You can make assumptions in a number of ways.
- You can use historical data i.e. look at previous years’ averages and hope that the company maintains these and uses them.
- Or you can use the historical data as a base, adjusting the averages for expected changes in the operating cycle by stressing the parts that you want emphasized.
Financial statements are projected in two stages. First, you state what you know about the direction the company’s management is planning on taking and the impact that these strategic decisions will have on the company’s financial performance. Remember these are supposed to be solid assumptions about the company and not just wild guesses.
The second step it that you translate these assumptions into numerical percentages that can be used to make financial statement projections.
Here are some assumptions about what AMD’s management is planning to do in the future.
- An increase in spending on Marketing and Sales as a result of continued competition with Intel.
- The core business of making processors will continue to grow due to constant demand of consumers for faster chips.
- Concentrating on its line of processors and Flash memory, the firm will continuously improve its existing product lines.
- Research and development activities will be maintained until and unless Intel raises the bar.
- The Cost of Goods is likely to decrease as technological advances make it cheaper to produce processors.
You may be wondering about how these assumptions can be translated into numerical assumptions.
Assumptions are set only for line items. So we can set a figure for cash, securities, net receivables, inventory, etc but not for grand totals (like Total Assets) and sub totals (like Total current assets). The grand totals and sub-totals would, therefore, be sums of the projected numbers. For example, current assets would be the sum of Cash, Securities, Net Receivables, Inventory & Other Current Assets.
As we are making projections for the future and the business is growing, we need to make a decision on the financing strategy. Any kind of growth comes at a cost. Increasing levels of sales require a higher level of resources, like cash, receivables, inventory and fixed assets. For example, if you take out loans or buy things on credit to fund your growth, your liabilities will increase. If you take on more debt, you are going to have to pay for it sooner or later. So, there are two alternatives that are available to a business to finance its growth:
- The business can issue debt that can be used to finance growth. In this situation, any difference between assets and existing total liabilities and equity will go into long-term debt.
- The second option is that the business will go out and issue equity. The differences between assets and total existing liabilities and equity will flow into shareholder equity.

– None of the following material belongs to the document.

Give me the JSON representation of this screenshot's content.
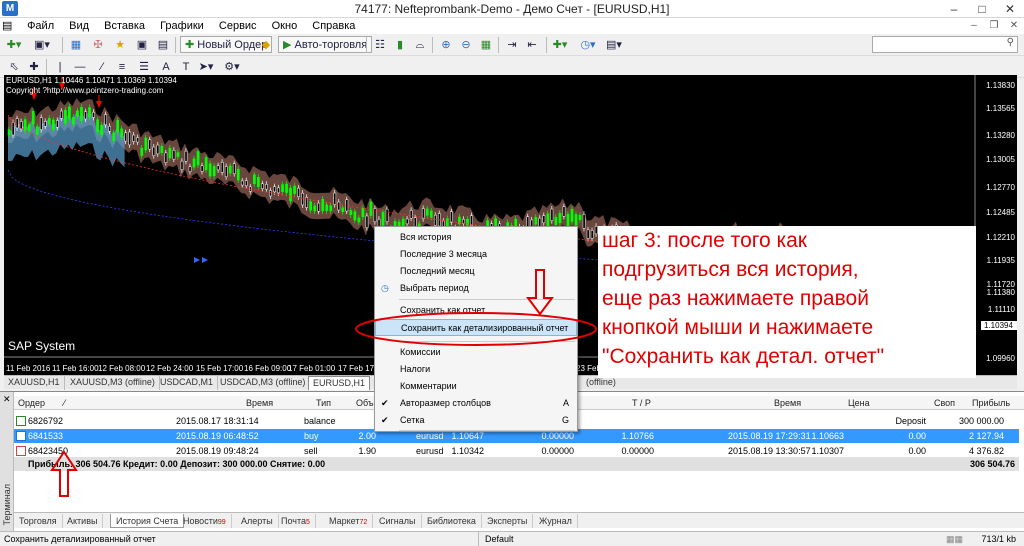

Let’s work with an example that explains both, Option (A) and Option (B)
Here is the balance sheet for two years (1998 and 1999). The figures for the two years quote historical results. (All figures are in 000’s)
|Deferred income tax|
|Prepaid Expenses andOther current assets|
Have you noticed that the total current assets between 1999 and 1998 have decreased by $152,149?
|Property and Equipment,|
|Investment in joint venture|
Now take a look at the total assets. Over the same period, the figure shows an increase of $124,730. How did this occur even though the current assets decreased?
The asset section of the balance sheet has created some interesting questions. A good place to try and find the answers is the liability section of the balance sheet. So let’s look at it now.
|Long term Liabilities|
|Total Liabilities and|
AMD borrowed $150,506. However, they also bought back $25,776 worth of stock, probably to boost sagging stock prices. These two actions equated to $124,730 that AMD was free to invest and which it did – in assets. You might still be wondering why current assets went down but total assets went up.
If you look really closely, you will see that the item with the largest change was Property and Equipment. Notice that huge leap? That’s probably where most of the borrowed money and current assets went. AMD is funneling more of its assets into Property and Equipment than any other line item. Now let’s make some quantitative assumptions about AMD for the coming years.
These are the assumptions that we will be using to project the financial statements, including the income statement and the balance sheet. All of these assumptions are represented in the form of a percentage of sales.
AMD’s cash balance is expected to fluctuate between 10% and 9% of sales from 2000 onwards to ensure that sales are achieved in line with the objectives set. Securities will also remain constant at 12%. Cash and securities will remain relatively constant due to the fact that AMD is spending most of its revenue into Marketing & Sales and Plant & Property.
Instead of projecting for allowances and receivables separately, we will be projecting both under the head of Net Receivables. The combined value will be around 17% and will spiral downward, finally bottoming out at 14%. Inventory will remain at 7%.
|Balance Sheet Assumptions|
Property and Equipment will increase as AMD opens more manufacturing plants and buys newer equipment to produce its chips. It will steadily rise but will eventually stop at 178%
Depreciation should be calculated as a percentage of Fixed Assets and not as a percentage of sales. Due to the increase in the level of Property and Equipment, depreciation will also rise in the coming years.
Current liabilities will fall until they become stable at 30% of sales. Long-term liabilities will steadily rise to 60%. This is will occur because borrowing on long term notes is the usual fashion in which AMD generates needed funds. We will use equity as a plug and set it at zero.